Lessons from market tweak on TB test
The use of molecular diagnostic tests for tuberculosis, widely considered superior to X-ray and microscopy, increased 10-fold after an experiment by public health experts and management researchers to pull down their prices through market dynamics.
This “market-shaping” intervention, carried out in India, may serve as a model for similar initiatives for other diseases in India and countries in South Asia and Africa with comparable diagnostic challenges, researchers said in a study published in the journal BMJ Global Health on Friday.
The researchers had tested a strategy to negotiate lower prices for the molecular tests, which can be used simultaneously to diagnose tuberculosis and to determine whether the TB bacilli infecting a patient are resistant to a key drug.
One of the tests, owned by a US-based manufacturer, cost a patient around $67 at the time the researchers launched their initiative. Their aim was to expand the market while getting the manufacturer to agree to sell at $33 a test.
“We calculated the profit margins that everyone in the supply chain -– manufacturer, distributor and retail diagnostic lab — made at $67 per test,” said Sarang Deo, associate professor of operations management at the Indian School of Business, Hyderabad.
Deo had provided advice on the design of the initiative, which was funded by the Bill and Melinda Gates Foundation.
“We argued that a lower price would reduce (the profit) margins, but a larger market would compensate for the lower margins (and) facilitate reasonable profits,” Deo told The Telegraph.
Collaborators from the Clinton Health Access Initiative in New Delhi set out across the country, speaking with doctors and a network of select private diagnostic laboratories, urging them to adopt the gene-based test and ensuring that the laboratories did transfer the price benefit to the patients.
The molecular tests provide advantages over conventional X-ray diagnostics, which can yield false positives (misleading shadows on chest X-rays causing uninfected people to be labelled TB patients), and microscopy tests of sputum that may yield false negatives (TB patients being labelled uninfected because the technicians failed to spot the tubercular bacilli).
Between 2013 and 2018, the number of tests carried out collectively by the 211 laboratories in the network increased from around 28,000 a year to over 274,000 a year.

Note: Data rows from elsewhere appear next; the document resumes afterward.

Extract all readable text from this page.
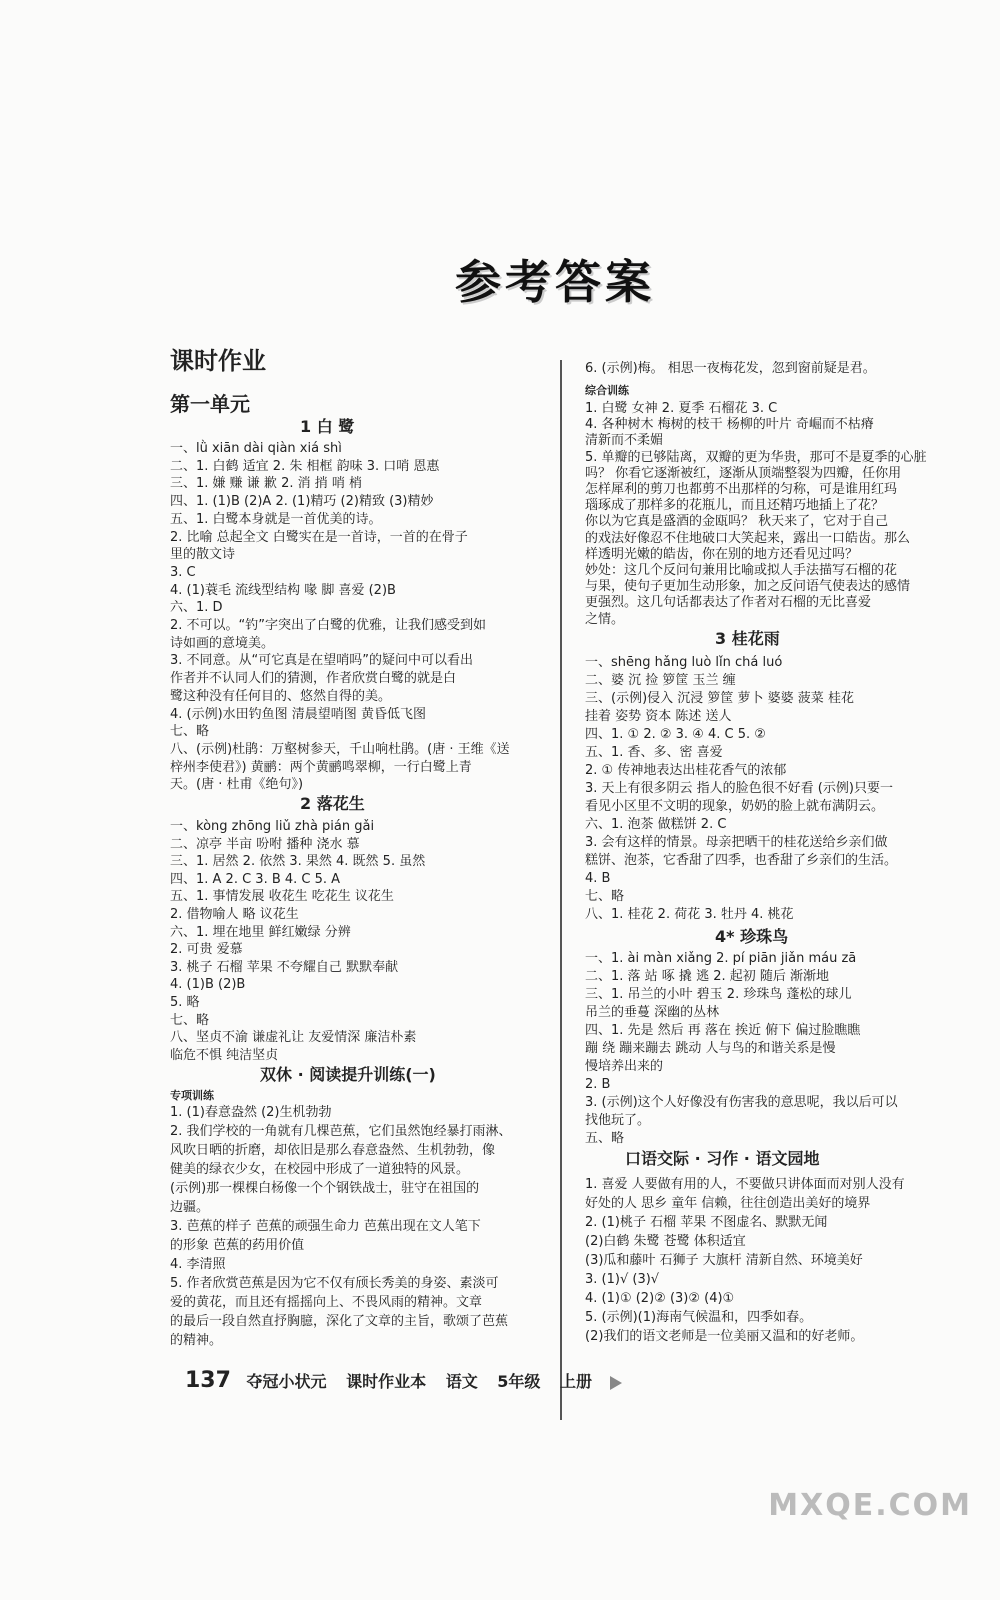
参考答案
课时作业
第一单元
1 白 鹭
一、lǜ xiān dài qiàn xiá shì
二、1. 白鹤 适宜 2. 朱 相框 韵味 3. 口哨 恩惠
三、1. 嫌 赚 谦 歉 2. 消 捎 哨 梢
四、1. (1)B (2)A 2. (1)精巧 (2)精致 (3)精妙
五、1. 白鹭本身就是一首优美的诗。
2. 比喻 总起全文 白鹭实在是一首诗，一首的在骨子
里的散文诗
3. C
4. (1)蓑毛 流线型结构 喙 脚 喜爱 (2)B
六、1. D
2. 不可以。“钓”字突出了白鹭的优雅，让我们感受到如
诗如画的意境美。
3. 不同意。从“可它真是在望哨吗”的疑问中可以看出
作者并不认同人们的猜测，作者欣赏白鹭的就是白
鹭这种没有任何目的、悠然自得的美。
4. (示例)水田钓鱼图 清晨望哨图 黄昏低飞图
七、略
八、(示例)杜鹃：万壑树参天，千山响杜鹃。(唐 · 王维《送
梓州李使君》) 黄鹂：两个黄鹂鸣翠柳，一行白鹭上青
天。(唐 · 杜甫《绝句》)
2 落花生
一、kòng zhōng liǔ zhà pián gǎi
二、凉亭 半亩 吩咐 播种 浇水 慕
三、1. 居然 2. 依然 3. 果然 4. 既然 5. 虽然
四、1. A 2. C 3. B 4. C 5. A
五、1. 事情发展 收花生 吃花生 议花生
2. 借物喻人 略 议花生
六、1. 埋在地里 鲜红嫩绿 分辨
2. 可贵 爱慕
3. 桃子 石榴 苹果 不夸耀自己 默默奉献
4. (1)B (2)B
5. 略
七、略
八、坚贞不渝 谦虚礼让 友爱情深 廉洁朴素
临危不惧 纯洁坚贞
双休 · 阅读提升训练(一)
专项训练
1. (1)春意盎然 (2)生机勃勃
2. 我们学校的一角就有几棵芭蕉，它们虽然饱经暴打雨淋、
风吹日晒的折磨，却依旧是那么春意盎然、生机勃勃，像
健美的绿衣少女，在校园中形成了一道独特的风景。
(示例)那一棵棵白杨像一个个钢铁战士，驻守在祖国的
边疆。
3. 芭蕉的样子 芭蕉的顽强生命力 芭蕉出现在文人笔下
的形象 芭蕉的药用价值
4. 李清照
5. 作者欣赏芭蕉是因为它不仅有颀长秀美的身姿、素淡可
爱的黄花，而且还有摇摇向上、不畏风雨的精神。文章
的最后一段自然直抒胸臆，深化了文章的主旨，歌颂了芭蕉
的精神。
6. (示例)梅。 相思一夜梅花发，忽到窗前疑是君。
综合训练
1. 白鹭 女神 2. 夏季 石榴花 3. C
4. 各种树木 梅树的枝干 杨柳的叶片 奇崛而不枯瘠
清新而不柔媚
5. 单瓣的已够陆离，双瓣的更为华贵，那可不是夏季的心脏
吗？ 你看它逐渐被红，逐渐从顶端整裂为四瓣，任你用
怎样犀利的剪刀也都剪不出那样的匀称，可是谁用红玛
瑙琢成了那样多的花瓶儿，而且还精巧地插上了花？
你以为它真是盛酒的金瓯吗？ 秋天来了，它对于自己
的戏法好像忍不住地破口大笑起来，露出一口皓齿。那么
样透明光嫩的皓齿，你在别的地方还看见过吗？
妙处：这几个反问句兼用比喻或拟人手法描写石榴的花
与果，使句子更加生动形象，加之反问语气使表达的感情
更强烈。这几句话都表达了作者对石榴的无比喜爱
之情。
3 桂花雨
一、shēng hǎng luò lǐn chá luó
二、婆 沉 捡 箩筐 玉兰 缠
三、(示例)侵入 沉浸 箩筐 萝卜 婆婆 菠菜 桂花
挂着 姿势 资本 陈述 送人
四、1. ① 2. ② 3. ④ 4. C 5. ②
五、1. 香、多、密 喜爱
2. ① 传神地表达出桂花香气的浓郁
3. 天上有很多阴云 指人的脸色很不好看 (示例)只要一
看见小区里不文明的现象，奶奶的脸上就布满阴云。
六、1. 泡茶 做糕饼 2. C
3. 会有这样的情景。母亲把晒干的桂花送给乡亲们做
糕饼、泡茶，它香甜了四季，也香甜了乡亲们的生活。
4. B
七、略
八、1. 桂花 2. 荷花 3. 牡丹 4. 桃花
4* 珍珠鸟
一、1. ài màn xiǎng 2. pí piān jiǎn máu zā
二、1. 落 站 啄 撬 逃 2. 起初 随后 渐渐地
三、1. 吊兰的小叶 碧玉 2. 珍珠鸟 蓬松的球儿
吊兰的垂蔓 深幽的丛林
四、1. 先是 然后 再 落在 挨近 俯下 偏过脸瞧瞧
蹦 绕 蹦来蹦去 跳动 人与鸟的和谐关系是慢
慢培养出来的
2. B
3. (示例)这个人好像没有伤害我的意思呢，我以后可以
找他玩了。
五、略
口语交际 · 习作 · 语文园地
1. 喜爱 人要做有用的人，不要做只讲体面而对别人没有
好处的人 思乡 童年 信赖，往往创造出美好的境界
2. (1)桃子 石榴 苹果 不图虚名、默默无闻
(2)白鹤 朱鹭 苍鹭 体积适宜
(3)瓜和藤叶 石狮子 大旗杆 清新自然、环境美好
3. (1)√ (3)√
4. (1)① (2)② (3)② (4)①
5. (示例)(1)海南气候温和，四季如春。
(2)我们的语文老师是一位美丽又温和的好老师。
137 夺冠小状元 课时作业本 语文 5年级 上册
MXQE.COM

The consortium of labs negotiated the lower procurement prices of the tests with the suppliers by promising to deliver the tests at lower retail prices, said Deo, who collaborated with Madhukar Pai, a public health specialist at McGill University, Canada, in designing the market intervention.
The collective uptake of the molecular tests by the 211 laboratories in the consortium was significantly higher than the use of these tests by all the other diagnostic laboratories across the country. This, Deo said, was a signal that the initiative probably contributed to the rise within the network.
The 211 laboratories, for instance, accounted for 263,000 uses of a specific molecular test during 2018, while all the other laboratories accounted for only 60,000.
Deo and his co-authors said their initiative had highlighted both the effectiveness and the limitations of the market-shaping intervention. While the adoption of the test expanded within the network, its use across India remains low.
An estimated 2.2 million Indians are infected with TB every year, which translates into an ideal annual requirement of around 22 million tests as only around 1 in 10 patients with TB-like symptoms are likely to actually have the disease.
Private providers in India currently use less than 300,000 tests a year, implying there’s scope for a scale-up.